In the current study, we discovered a breast cancer-specific set of genes that is highly interesting as a prognostic marker and therapeutic target for several reasons. (1) The expression of this gene set is regulated by Mkl1 and its SAP domain and is independent of SRF. (2) The SAP-dependent, SRF-independent Mkl1signaling is triggered by mechanical strain and may thus be activated in stiff tumors with a high stromal content and high interstitial tissue pressure. (3) This gene set is composed of interesting members some of which represent novel candidates for playing a functional role in cancer and others that have already been implicated in cancer-related functions, as for example tenascin-C, a metastatic niche component important for lung colonization , or Lox as a gene mediating collagen crosslinking responsible for fibrosis-enhanced metastasis . (4) The SAP-dependent Mkl1 target genes are associated with a poor clinical outcome in breast cancer patients, not receiving adjuvant therapy or having a cancer classified as non-aggressive such as LN-negative, ER-positive, Grade 1 or 2 tumors.
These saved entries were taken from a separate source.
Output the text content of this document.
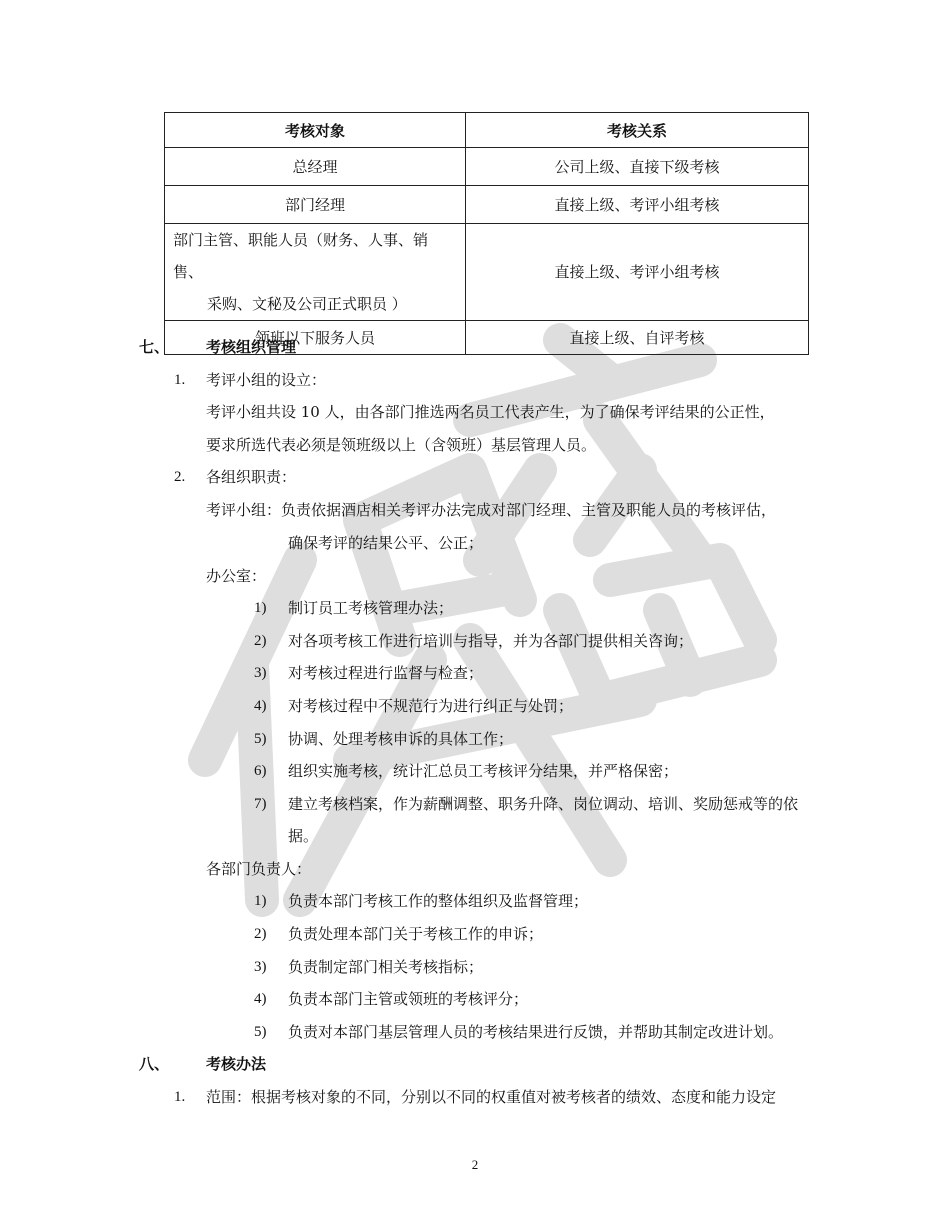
考核对象	考核关系
总经理	公司上级、直接下级考核
部门经理	直接上级、考评小组考核

部门主管、职能人员（财务、人事、销售、
采购、文秘及公司正式职员 ）	直接上级、考评小组考核
领班以下服务人员	直接上级、自评考核
七、 考核组织管理
1. 考评小组的设立：
考评小组共设 10 人，由各部门推选两名员工代表产生，为了确保考评结果的公正性，
要求所选代表必须是领班级以上（含领班）基层管理人员。
2. 各组织职责：
考评小组：负责依据酒店相关考评办法完成对部门经理、主管及职能人员的考核评估，
确保考评的结果公平、公正；
办公室：
1) 制订员工考核管理办法；
2) 对各项考核工作进行培训与指导，并为各部门提供相关咨询；
3) 对考核过程进行监督与检查；
4) 对考核过程中不规范行为进行纠正与处罚；
5) 协调、处理考核申诉的具体工作；
6) 组织实施考核，统计汇总员工考核评分结果，并严格保密；
7) 建立考核档案，作为薪酬调整、职务升降、岗位调动、培训、奖励惩戒等的依
据。
各部门负责人：
1) 负责本部门考核工作的整体组织及监督管理；
2) 负责处理本部门关于考核工作的申诉；
3) 负责制定部门相关考核指标；
4) 负责本部门主管或领班的考核评分；
5) 负责对本部门基层管理人员的考核结果进行反馈，并帮助其制定改进计划。
八、 考核办法
1. 范围：根据考核对象的不同，分别以不同的权重值对被考核者的绩效、态度和能力设定
2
This makes these genes potential valuable prognostic markers in selecting patients who may benefit from an immediate and/or more aggressive therapy.
Full length Mkl1 (FL-Mkl1) and the two Mkl1 mutants, mutB1-Mkl1 comprising alanine substitutions of four amino acids (underlined) in the B1 domain of Mkl1 (KKAKELKPKVKKLKYHQYIPPDQKQD)  and ∆SAP-Mkl1 with a deletion of the SAP domain , were constructed based on transcript variant 1 (GenBank accession number NM_153049) as previously described . All Mkl1 variants were expressed as C-terminal RFP-tagged fusions. An empty vector expressing RFP alone was previously described .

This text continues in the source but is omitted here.